Throughout the month, the jail will also announce the times for the five daily prayers in each section that houses Muslims.

“We welcome the settlement of this lawsuit and hope it becomes a model for correctional facilities in Georgia and nationwide,” Javeria Jamil, Cair-Georgia's legal and policy director, said in a statement.

A lesson for US prisons

Murtaza Khwaja, Cair-Georgia's executive director, said that while he welcomed the settlement, the jail should have agreed to these "basic accommodations" from the start.

"The fact that these have just now been adopted after the filing of a federal lawsuit shows the extreme lengths Muslim detainees are forced to take," he said in a statement.

'Prisons and jails across Georgia should take heed'

- Murtaza Khwaja, Cair-Georgia

"Prisons and jails across Georgia should take heed and examine their own Ramadan policies in light of this agreement to ensure that they are not in violation of federal law and that the constitutionally-enshrined rights of all Muslim detainees and incarcerees are protected."

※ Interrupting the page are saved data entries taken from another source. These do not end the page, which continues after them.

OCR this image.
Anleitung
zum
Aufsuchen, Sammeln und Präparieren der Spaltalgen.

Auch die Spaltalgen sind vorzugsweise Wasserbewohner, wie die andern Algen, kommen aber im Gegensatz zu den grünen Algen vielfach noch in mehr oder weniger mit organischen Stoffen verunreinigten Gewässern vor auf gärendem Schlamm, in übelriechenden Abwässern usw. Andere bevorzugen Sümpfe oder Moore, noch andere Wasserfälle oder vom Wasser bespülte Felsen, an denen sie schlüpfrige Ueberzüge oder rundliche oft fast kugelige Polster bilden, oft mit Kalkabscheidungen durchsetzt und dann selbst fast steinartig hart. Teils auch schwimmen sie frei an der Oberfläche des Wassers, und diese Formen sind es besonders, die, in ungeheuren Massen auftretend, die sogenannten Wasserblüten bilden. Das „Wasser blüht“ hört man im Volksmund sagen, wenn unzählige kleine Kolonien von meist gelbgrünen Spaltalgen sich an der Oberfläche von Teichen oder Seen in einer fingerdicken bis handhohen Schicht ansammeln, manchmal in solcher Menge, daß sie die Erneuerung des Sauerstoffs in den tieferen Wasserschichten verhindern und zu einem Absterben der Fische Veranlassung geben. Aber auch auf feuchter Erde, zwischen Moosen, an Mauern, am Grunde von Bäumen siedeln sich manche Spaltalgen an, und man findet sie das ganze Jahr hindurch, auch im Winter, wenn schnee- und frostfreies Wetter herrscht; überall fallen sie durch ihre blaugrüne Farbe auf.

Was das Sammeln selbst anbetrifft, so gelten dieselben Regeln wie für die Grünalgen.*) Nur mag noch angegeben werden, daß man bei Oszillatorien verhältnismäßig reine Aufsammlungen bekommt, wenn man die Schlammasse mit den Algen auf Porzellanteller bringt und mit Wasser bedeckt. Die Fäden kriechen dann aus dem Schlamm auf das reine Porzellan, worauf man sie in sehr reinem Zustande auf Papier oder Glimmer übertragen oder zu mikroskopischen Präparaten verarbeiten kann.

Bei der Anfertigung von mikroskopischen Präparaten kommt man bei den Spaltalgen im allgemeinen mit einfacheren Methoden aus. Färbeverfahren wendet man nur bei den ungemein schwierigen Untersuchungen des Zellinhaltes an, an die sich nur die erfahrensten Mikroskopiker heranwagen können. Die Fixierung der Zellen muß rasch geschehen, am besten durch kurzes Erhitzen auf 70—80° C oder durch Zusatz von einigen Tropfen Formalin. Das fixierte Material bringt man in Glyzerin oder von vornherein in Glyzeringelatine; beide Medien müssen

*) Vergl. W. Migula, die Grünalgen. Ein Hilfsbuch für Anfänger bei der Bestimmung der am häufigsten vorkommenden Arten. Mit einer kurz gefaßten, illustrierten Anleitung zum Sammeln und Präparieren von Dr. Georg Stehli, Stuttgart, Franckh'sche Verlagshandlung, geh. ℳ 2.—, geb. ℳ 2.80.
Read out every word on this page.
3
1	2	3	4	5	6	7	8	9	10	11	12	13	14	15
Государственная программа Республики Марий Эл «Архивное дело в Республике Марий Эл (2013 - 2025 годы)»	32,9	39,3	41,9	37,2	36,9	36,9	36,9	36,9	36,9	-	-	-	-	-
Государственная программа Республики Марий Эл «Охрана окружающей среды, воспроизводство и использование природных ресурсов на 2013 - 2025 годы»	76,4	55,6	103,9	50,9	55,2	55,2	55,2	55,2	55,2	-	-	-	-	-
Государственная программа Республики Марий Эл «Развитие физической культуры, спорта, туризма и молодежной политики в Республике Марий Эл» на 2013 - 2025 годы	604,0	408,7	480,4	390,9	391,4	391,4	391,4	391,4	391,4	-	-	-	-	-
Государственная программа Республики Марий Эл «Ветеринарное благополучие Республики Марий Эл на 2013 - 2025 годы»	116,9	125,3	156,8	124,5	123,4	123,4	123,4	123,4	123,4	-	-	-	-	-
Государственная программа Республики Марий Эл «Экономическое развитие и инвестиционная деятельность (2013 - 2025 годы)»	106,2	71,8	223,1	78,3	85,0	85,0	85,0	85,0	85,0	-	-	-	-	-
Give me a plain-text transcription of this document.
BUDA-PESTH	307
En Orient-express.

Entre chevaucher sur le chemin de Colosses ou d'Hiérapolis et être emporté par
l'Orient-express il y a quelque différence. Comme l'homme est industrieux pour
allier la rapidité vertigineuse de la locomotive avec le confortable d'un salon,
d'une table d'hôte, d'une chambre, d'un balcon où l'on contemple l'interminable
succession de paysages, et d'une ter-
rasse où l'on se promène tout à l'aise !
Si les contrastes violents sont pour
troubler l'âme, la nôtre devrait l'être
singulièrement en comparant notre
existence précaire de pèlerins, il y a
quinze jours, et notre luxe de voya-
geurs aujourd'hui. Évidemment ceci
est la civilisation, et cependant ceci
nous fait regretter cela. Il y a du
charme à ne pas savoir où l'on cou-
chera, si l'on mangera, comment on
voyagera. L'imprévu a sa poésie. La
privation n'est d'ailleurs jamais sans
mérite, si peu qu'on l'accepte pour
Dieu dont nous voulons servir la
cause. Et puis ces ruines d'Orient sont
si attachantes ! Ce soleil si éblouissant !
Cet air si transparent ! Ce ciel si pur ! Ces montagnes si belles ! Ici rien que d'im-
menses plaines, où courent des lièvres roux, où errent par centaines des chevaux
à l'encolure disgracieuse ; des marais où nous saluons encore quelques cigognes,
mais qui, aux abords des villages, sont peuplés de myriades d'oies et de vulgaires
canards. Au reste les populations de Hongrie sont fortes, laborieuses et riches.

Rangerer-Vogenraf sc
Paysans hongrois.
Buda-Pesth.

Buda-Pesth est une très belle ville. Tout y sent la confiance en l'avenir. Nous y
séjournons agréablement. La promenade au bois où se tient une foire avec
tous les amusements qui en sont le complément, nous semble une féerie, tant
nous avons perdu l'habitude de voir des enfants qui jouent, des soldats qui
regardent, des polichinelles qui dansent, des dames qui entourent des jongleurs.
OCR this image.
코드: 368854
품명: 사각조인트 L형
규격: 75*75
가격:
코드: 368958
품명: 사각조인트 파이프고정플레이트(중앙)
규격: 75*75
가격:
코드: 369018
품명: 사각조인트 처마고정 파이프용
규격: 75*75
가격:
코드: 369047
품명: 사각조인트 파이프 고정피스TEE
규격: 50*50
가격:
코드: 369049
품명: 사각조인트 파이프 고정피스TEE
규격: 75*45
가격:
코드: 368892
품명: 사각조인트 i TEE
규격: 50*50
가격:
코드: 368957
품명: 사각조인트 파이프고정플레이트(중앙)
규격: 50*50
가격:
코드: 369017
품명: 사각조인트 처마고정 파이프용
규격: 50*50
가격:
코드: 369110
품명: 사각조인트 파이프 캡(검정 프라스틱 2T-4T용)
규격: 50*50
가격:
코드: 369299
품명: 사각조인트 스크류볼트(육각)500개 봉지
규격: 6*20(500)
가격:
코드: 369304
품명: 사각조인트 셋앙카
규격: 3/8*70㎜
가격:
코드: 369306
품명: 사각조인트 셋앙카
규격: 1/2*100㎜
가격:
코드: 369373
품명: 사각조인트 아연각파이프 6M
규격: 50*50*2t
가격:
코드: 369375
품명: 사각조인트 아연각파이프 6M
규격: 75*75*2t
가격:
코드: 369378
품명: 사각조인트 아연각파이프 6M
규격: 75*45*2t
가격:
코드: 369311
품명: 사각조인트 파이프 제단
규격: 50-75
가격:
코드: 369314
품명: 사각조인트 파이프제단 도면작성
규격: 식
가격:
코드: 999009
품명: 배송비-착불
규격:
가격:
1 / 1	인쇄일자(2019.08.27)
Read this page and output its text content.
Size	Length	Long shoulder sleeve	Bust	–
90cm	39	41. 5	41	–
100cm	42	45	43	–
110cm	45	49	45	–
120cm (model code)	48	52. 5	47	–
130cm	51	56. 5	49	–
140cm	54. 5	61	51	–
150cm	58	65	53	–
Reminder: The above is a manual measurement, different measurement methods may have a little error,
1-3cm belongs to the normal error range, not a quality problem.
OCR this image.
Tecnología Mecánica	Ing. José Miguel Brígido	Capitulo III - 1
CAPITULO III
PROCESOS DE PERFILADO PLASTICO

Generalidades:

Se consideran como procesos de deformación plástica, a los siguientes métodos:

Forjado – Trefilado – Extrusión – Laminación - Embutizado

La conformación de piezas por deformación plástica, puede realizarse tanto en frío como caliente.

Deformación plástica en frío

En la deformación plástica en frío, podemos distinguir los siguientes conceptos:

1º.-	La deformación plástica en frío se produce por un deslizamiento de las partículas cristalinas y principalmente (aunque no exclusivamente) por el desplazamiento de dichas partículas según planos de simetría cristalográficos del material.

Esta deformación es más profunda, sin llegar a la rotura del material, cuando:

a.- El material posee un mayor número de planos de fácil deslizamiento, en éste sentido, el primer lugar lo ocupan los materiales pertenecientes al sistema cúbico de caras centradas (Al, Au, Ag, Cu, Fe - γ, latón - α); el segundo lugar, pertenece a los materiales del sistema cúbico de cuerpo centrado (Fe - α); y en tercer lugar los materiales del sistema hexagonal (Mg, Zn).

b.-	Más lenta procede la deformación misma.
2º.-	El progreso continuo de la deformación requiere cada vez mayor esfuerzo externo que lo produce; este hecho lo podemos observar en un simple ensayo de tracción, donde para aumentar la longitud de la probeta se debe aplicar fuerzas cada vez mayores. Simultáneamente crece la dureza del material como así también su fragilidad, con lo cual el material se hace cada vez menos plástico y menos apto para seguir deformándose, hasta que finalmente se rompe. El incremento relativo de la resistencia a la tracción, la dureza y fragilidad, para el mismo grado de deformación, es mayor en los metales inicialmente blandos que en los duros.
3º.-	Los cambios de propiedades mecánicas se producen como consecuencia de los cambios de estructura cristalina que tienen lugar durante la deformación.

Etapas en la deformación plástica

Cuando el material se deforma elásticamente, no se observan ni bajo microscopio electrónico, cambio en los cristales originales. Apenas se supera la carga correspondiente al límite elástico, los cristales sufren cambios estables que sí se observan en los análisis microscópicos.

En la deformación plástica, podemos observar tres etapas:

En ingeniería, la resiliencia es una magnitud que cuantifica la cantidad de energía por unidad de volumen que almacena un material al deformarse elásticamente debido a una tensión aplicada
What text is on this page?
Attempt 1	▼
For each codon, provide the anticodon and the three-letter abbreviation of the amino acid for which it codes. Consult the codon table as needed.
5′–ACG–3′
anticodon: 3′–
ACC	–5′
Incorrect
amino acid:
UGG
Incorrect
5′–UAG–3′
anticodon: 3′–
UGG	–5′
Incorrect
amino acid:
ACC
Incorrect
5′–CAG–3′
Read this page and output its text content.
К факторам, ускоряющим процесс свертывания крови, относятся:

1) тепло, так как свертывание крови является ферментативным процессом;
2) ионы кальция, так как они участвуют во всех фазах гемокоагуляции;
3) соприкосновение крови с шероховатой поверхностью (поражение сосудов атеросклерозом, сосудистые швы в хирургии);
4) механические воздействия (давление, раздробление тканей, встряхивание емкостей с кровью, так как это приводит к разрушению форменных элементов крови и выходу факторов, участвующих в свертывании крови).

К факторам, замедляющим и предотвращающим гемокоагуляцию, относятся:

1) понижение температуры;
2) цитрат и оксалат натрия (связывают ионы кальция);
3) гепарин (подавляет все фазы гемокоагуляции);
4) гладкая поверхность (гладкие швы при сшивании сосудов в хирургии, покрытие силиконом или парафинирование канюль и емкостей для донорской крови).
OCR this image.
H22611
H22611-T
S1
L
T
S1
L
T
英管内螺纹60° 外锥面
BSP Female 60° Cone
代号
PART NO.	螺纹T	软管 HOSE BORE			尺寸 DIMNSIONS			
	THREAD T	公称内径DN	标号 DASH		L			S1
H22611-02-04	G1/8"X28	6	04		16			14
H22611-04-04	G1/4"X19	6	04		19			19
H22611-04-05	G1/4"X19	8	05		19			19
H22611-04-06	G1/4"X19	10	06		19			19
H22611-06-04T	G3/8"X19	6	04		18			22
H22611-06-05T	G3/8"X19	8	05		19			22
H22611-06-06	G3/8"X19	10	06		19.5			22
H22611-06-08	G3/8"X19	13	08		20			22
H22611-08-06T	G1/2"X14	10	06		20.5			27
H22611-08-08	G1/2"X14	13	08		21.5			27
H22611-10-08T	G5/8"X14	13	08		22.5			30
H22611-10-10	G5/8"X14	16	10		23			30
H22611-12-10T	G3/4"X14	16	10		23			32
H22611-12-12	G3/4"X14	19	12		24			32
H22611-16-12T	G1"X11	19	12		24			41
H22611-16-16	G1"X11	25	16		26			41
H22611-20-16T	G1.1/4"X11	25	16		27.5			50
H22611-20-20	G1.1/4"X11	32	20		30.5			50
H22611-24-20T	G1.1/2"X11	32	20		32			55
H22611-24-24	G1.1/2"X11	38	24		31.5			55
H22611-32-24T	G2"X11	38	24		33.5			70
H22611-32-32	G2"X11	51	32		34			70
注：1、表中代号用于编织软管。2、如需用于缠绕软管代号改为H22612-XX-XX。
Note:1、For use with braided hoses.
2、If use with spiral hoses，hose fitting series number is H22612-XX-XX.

Despite federal laws that mandate all prisoners have equal access to religious resources, incarcerated Muslims across the country have been regularly served pork during meals, while others have been altogether denied fasting during Ramadan.

Multiple lawsuits in several states have been filed against prisons to address this issue, arguing that the discrimination in many ways is unique to the prisoners who adhere to the Muslim faith.

According to a 2019 study conducted by Muslim Advocates, about nine percent of the US state prison population is Muslim, while in some states that number is as high as 20 percent.